Cerca de 50 pessoas estavam em frente ao portão principal de entrada do complexo. Algumas delas disseram que policiais chegaram a utilizar spray de gás pimenta para desfazer a barreira humana, que foi criada por familiares dos presos. Eles queriam impedir a entrada da PM no local.

Enquanto isso, os presos da P2 continuavam a rebelião mantendo os reféns e dando demonstração de força ao andarem sobre o telhado. Duas horas depois, detentos das duas penitenciárias de Reginópolis também aderiram às rebeliões em série que acometeram o Estado no último final de semana.

De acordo com informações obtidas na Polícia Militar de Reginópolis, as rebeliões nas Penitenciárias 1 e 2 começaram por volta das 10h30. Segundo a assessoria de imprensa da Secretaria da Administração Penitenciária, sete agentes foram feitos reféns nas duas unidades - dois agentes da P1 e cinco agentes da P2. Como em Pirajuí, a Polícia Militar se posicionou no lado externo das penitenciárias e continuava lá até o fechamento desta edição. O fornecimento de água e luz elétrica não foram cortados nas duas unidades, segundo a PM.

De acordo com a PM de Pirajuí, que deslocou policiais para Reginópolis, um dos sete reféns teria sido liberado ontem mesmo.
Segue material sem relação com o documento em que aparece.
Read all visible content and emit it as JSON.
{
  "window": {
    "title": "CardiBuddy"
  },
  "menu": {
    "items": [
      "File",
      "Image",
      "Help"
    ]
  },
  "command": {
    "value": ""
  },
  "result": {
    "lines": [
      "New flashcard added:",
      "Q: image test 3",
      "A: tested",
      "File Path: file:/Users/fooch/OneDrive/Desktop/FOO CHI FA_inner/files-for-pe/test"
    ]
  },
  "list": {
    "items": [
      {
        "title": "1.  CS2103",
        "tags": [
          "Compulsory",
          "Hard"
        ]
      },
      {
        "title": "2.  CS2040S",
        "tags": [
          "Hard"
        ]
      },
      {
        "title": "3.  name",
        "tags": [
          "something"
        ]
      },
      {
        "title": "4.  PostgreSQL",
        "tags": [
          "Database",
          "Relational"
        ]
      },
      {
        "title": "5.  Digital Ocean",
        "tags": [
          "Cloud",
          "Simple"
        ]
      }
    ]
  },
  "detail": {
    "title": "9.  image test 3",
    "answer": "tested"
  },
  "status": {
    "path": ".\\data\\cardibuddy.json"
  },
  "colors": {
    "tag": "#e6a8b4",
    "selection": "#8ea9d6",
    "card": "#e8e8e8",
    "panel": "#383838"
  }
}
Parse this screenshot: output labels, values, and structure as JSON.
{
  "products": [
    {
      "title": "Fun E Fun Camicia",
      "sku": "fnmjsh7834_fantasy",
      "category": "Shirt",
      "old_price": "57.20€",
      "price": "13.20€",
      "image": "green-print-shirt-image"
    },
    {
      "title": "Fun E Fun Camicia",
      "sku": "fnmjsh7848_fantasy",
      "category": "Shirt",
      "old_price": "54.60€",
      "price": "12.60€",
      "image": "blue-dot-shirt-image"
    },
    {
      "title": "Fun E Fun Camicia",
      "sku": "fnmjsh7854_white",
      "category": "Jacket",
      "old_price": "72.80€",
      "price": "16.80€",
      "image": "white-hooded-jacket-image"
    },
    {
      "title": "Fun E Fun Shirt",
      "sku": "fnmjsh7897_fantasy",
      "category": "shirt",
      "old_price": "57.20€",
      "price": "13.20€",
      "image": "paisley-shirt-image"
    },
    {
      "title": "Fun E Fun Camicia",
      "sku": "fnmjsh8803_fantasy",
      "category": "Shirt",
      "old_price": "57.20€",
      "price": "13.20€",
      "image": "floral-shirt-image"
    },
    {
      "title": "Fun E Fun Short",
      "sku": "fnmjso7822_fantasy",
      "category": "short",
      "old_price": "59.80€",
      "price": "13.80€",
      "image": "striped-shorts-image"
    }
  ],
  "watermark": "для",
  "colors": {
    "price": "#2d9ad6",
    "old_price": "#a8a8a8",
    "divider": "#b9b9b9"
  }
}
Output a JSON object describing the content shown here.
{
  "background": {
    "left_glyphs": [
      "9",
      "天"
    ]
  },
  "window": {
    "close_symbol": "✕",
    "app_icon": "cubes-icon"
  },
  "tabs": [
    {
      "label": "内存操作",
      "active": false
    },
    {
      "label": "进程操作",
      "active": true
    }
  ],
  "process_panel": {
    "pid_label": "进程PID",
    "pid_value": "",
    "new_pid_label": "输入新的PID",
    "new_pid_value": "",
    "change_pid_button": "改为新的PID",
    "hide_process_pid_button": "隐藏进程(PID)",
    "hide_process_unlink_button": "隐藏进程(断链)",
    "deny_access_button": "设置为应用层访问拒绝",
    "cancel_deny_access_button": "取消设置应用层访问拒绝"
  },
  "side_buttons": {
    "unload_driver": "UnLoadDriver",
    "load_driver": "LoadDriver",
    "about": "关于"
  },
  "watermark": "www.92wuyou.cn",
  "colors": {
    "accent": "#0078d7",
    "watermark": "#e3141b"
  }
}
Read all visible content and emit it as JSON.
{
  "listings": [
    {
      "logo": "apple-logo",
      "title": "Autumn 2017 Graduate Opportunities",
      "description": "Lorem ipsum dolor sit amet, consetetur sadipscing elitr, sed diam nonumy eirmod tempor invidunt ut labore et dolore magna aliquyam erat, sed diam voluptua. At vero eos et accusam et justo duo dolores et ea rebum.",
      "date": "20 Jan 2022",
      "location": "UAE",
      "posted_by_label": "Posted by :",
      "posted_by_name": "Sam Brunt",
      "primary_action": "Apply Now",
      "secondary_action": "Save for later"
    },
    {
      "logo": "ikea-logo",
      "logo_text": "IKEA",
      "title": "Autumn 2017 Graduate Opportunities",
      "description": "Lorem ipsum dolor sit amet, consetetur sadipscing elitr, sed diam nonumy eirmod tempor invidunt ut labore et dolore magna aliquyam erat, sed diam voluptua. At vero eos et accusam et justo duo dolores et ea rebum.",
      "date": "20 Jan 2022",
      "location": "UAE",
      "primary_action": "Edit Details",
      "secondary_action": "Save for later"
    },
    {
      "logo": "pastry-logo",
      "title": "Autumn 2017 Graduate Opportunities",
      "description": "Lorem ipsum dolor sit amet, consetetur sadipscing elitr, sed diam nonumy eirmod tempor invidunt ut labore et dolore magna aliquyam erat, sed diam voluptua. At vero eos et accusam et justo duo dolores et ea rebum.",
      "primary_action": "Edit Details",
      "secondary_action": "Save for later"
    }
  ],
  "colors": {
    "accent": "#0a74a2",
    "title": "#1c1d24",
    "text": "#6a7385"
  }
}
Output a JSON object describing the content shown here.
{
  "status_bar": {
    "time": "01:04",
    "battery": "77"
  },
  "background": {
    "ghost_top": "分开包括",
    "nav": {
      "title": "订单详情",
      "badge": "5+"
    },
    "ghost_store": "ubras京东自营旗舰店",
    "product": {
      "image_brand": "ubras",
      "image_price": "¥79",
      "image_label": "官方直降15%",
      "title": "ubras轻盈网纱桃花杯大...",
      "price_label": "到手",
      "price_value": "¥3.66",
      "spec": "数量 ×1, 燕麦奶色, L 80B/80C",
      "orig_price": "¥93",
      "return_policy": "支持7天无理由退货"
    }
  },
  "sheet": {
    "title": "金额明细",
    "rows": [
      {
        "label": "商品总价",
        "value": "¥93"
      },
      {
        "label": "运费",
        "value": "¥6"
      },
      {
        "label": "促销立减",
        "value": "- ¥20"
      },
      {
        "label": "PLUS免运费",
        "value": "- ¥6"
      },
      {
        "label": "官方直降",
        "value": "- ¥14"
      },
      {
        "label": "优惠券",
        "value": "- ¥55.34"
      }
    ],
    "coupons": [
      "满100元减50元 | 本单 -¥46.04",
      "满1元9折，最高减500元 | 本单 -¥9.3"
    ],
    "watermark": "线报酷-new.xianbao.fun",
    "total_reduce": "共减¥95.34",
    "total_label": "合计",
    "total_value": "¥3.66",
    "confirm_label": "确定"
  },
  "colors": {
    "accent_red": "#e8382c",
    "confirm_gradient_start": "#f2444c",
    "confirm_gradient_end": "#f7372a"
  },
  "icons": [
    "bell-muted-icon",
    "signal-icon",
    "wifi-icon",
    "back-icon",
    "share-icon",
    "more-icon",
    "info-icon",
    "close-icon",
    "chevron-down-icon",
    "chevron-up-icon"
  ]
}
Um preso caiu do telhado de uma das unidades penais de Reginópolis. Ele foi socorrido e medicado, por volta do meio-dia, no Pronto-Socorro de Pirajuí, e liberado em seguida.

Um agente de uma das unidades penitenciárias de Pirajuí também foi atendido no Pronto -Socorro da cidade depois que entrou em estado de choque e desmaiou. De acordo com informações do Pronto-Socorro, o agente também foi medicado e liberado em seguida.

Na Penitenciária Estadual de Marília, segundo informações do 9.º Batalhão de Polícia Militar do Interior (9.º BPMI), a rebelião teve início por volta das 8h30 de ontem, um pouco antes do horário de visitas. O BPM de Marília não soube precisar o número exato de reféns, mas segundo a SAP, seis agentes de segurança penitenciários foram dominados pelos detentos.

Os presos tomaram o presídio e alguns subiram no telhado. Até a tarde de ontem, a informação é a de que ninguém se feriu. A Polícia Militar se posicionou na parte externa da penitenciária. O abastecimento de água e luz também estava normal na unidade de Marília, de acordo com o tenente Edson Tiba, do 9.º BPMI.

A Penitenciária de Álvaro de Carvalho, região de Marília, era a única em que os presos não fizeram nenhum refém, mas, até o fechamento desta edição, continuavam rebelados.

Não foi informado se houve fuga de presos das penitenciárias rebeladas. A contagem dos detentos só será feita após o término das rebeliões.

Ontem à noite, um ônibus foi incendiado em Marília, ao que indica em mais uma ação do PCC. O motorista e o cobrador ficaram feridos no incêndio, que ocorreu no Jardim Primavera.